Held: Actual foresight by D of the risk of death was not essential in gross negligence manslaughter (R v Adomako). Further, the decision in R v G was limited to recklessness in the context of a particular statutory provision (Criminal Damage) and no reference had been made to R v Adomako.
Guilty leave to appeal against conviction refused.
[Comment] The court considered the following two cases:
A-G’s Ref (No 2 of 1999)  (CA) which confirmed that where the defendant’s state of mind was relevant in Gross Negligence manslaughter the test was objective.
R v DPP, ex p Jones  (QBD) IRLR 373 which said that the test of negligent manslaughter is an objective one confirming Attorney General’s Reference No 2 of 1999.
If the accused is subjectively reckless, then that may be taken into account by the jury as a strong factor demonstrating that his negligence was criminal.
Where D fails to consider the risk (as opposed to taking a risk) in an obvious and important matter, he can still be convicted.
In the instant case the Court of Appeal has followed the law to the letter and decided that the law is in no need of revision.
The parents of Charlotte Wyatt, who weighed just one pound and has serious heart and lung problems, have lost their case in the High Court.

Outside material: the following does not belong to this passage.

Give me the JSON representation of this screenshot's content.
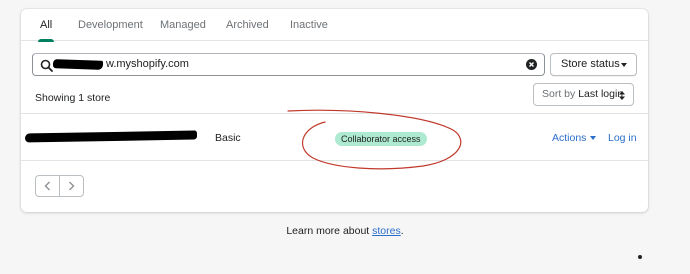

They had argued that doctors should revive her should she stop breathing, but Mr Justice Hedley found for Portsmouth Hospitals NHS Trust, which had said her quality of life would be so poor she should not be treated. The judge said further treatment was not in the interests of the child. This judgment is consistent with prevailing law, but is the first time a public hearing has occurred involving such a young child. There will be no appeal.
News report here
Potentially the most important hearing before the Appellate Committee of the House of Lords in recent times started today. The issue is quite simple: it is whether the government can lawfully detain a criminal suspect without charge, indefinitely. Foreigners – not UK subjects – can be detained without limit of time under emergency anti-terrorism laws passed shortly after the 11 September 2001. To hold suspects indefinitely, the government opted out of the obligation to provide a right to a fair trail under the European Convention on Human Rights.
Nine law lords, not the usual five, are hearing the case because of the constitutional importance going to the very root of the rule of law. Lord Steyn disqualified himself from sitting because he had publicly criticised the government.